Earlier this year, Rep. Burchett made remarks on the floor of the United States House of Representatives honoring Judge Susano. At the ceremony, Lt. Gov. McNally discussed a State Senate resolution in honor of Judge Susano signed by himself, Sen. Massey, and Sen. Briggs.

“We very much appreciate your service to the judiciary,” Lt. Gov. McNally said. “It’s been a sterling record. You’ve got a great family, and we really do appreciate what you’ve done.”

Commissioner Nystrom likewise discussed a resolution that the Knox County Commission had passed in recognition of Judge Susano.

“There’s a whole generation of leaders in this community and in this state who have been inspired by you,” he said.

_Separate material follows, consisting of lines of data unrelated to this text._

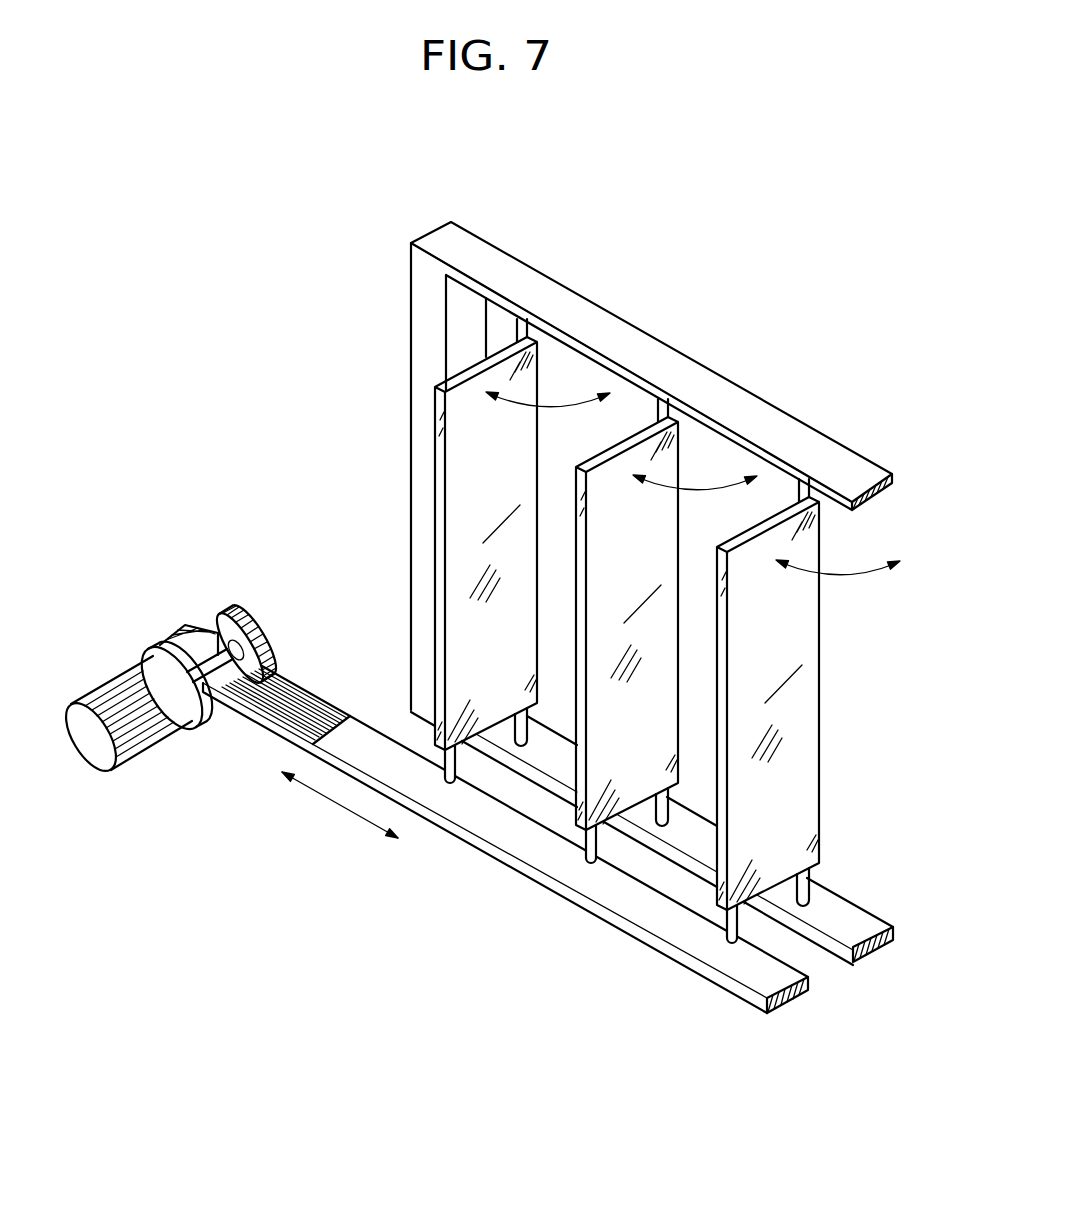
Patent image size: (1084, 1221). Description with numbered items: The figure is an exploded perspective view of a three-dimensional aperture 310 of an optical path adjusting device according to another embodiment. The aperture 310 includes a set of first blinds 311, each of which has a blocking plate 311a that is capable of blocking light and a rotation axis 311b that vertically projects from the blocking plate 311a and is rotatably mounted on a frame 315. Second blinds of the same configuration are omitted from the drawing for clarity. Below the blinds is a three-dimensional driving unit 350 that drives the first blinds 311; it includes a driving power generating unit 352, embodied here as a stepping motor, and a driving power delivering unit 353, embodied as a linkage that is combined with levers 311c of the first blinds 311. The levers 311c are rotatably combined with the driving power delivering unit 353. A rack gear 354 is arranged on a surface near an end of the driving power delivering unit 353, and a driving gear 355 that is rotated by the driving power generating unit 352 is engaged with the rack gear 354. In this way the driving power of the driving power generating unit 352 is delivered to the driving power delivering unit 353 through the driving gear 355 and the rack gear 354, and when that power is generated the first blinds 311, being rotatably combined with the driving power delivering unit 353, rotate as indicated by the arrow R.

The 3D aperture 310 is at (321, 201).
The first blinds 311 is at (296, 328).
The blocking plate 311a is at (463, 419).
The rotation axis 311b is at (517, 328).
The lever 311c is at (453, 783).
The frame 315 is at (712, 380).
The 3D driving unit 350 is at (155, 622).
The driving power generating unit 352 is at (147, 742).
The driving power delivering unit 353 is at (617, 893).
The rack gear 354 is at (313, 692).
The driving gear 355 is at (245, 612).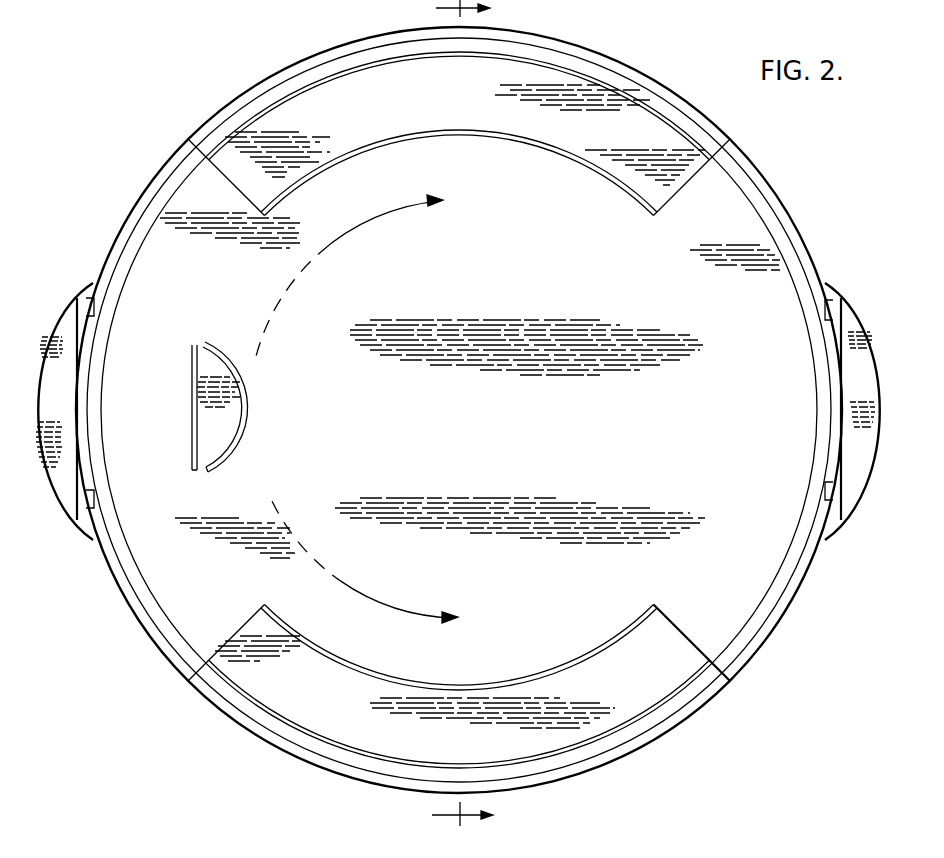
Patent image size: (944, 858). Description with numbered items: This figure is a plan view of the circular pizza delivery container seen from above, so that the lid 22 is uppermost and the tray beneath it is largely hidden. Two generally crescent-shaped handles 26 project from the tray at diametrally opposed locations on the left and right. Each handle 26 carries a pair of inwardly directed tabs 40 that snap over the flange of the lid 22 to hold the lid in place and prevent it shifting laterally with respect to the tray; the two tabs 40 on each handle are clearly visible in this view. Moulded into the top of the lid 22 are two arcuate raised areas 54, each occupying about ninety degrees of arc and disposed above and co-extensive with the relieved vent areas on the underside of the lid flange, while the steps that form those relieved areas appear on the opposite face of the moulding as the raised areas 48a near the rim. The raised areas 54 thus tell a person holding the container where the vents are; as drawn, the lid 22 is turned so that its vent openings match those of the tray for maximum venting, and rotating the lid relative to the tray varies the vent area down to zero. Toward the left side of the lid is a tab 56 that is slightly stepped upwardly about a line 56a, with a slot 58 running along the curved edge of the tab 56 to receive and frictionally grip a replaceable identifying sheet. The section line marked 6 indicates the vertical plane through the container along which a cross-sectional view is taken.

The upper container section 22 is at (733, 234).
The handles 26 is at (48, 476).
The inwardly directed tabs 40 is at (92, 318).
The raised areas 48a is at (619, 67).
The arcuate raised areas 54 is at (540, 126).
The tab 56 is at (233, 397).
The line 56a is at (195, 393).
The slot 58 is at (247, 422).
The section line 6- 6 is at (449, 422).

Judge Charles D. Susano, Jr. was born in 1936 and grew up in Knoxville, where he graduated from Knoxville Catholic High School. He graduated magna cum laude from Notre Dame University in 1958. Following graduation he served in the United States Army for two years. He graduated from the University of Tennessee College of Law in 1963, having been admitted to the Order of the Coif.

He clerked for Tennessee Supreme Court Chief Justice Hamilton Burnett, and then went on to 30 years of private legal practice. In 1994, he was appointed to the Eastern Section of the Tennessee Court of Appeals by Governor Ned McWherter.

Among his many accolades, Judge Susano was recipient of the Justice Frank F. Drowota III Outstanding Judicial Service Award in 2017; Appellate Judge of the Year from the American Board of Trial Advocates, Tennessee Chapter in 2003; and Courage in the Face of Adversity Award from the Knoxville Bar Association in 2004.

Judge Susano has been married to his wife, Carolyn, for 55 years and has three children, Stephen, Maria, and Charles III. He also has six grandchildren, Madison, Sydney, Hanna, Sophie, Jacob, and Hudson.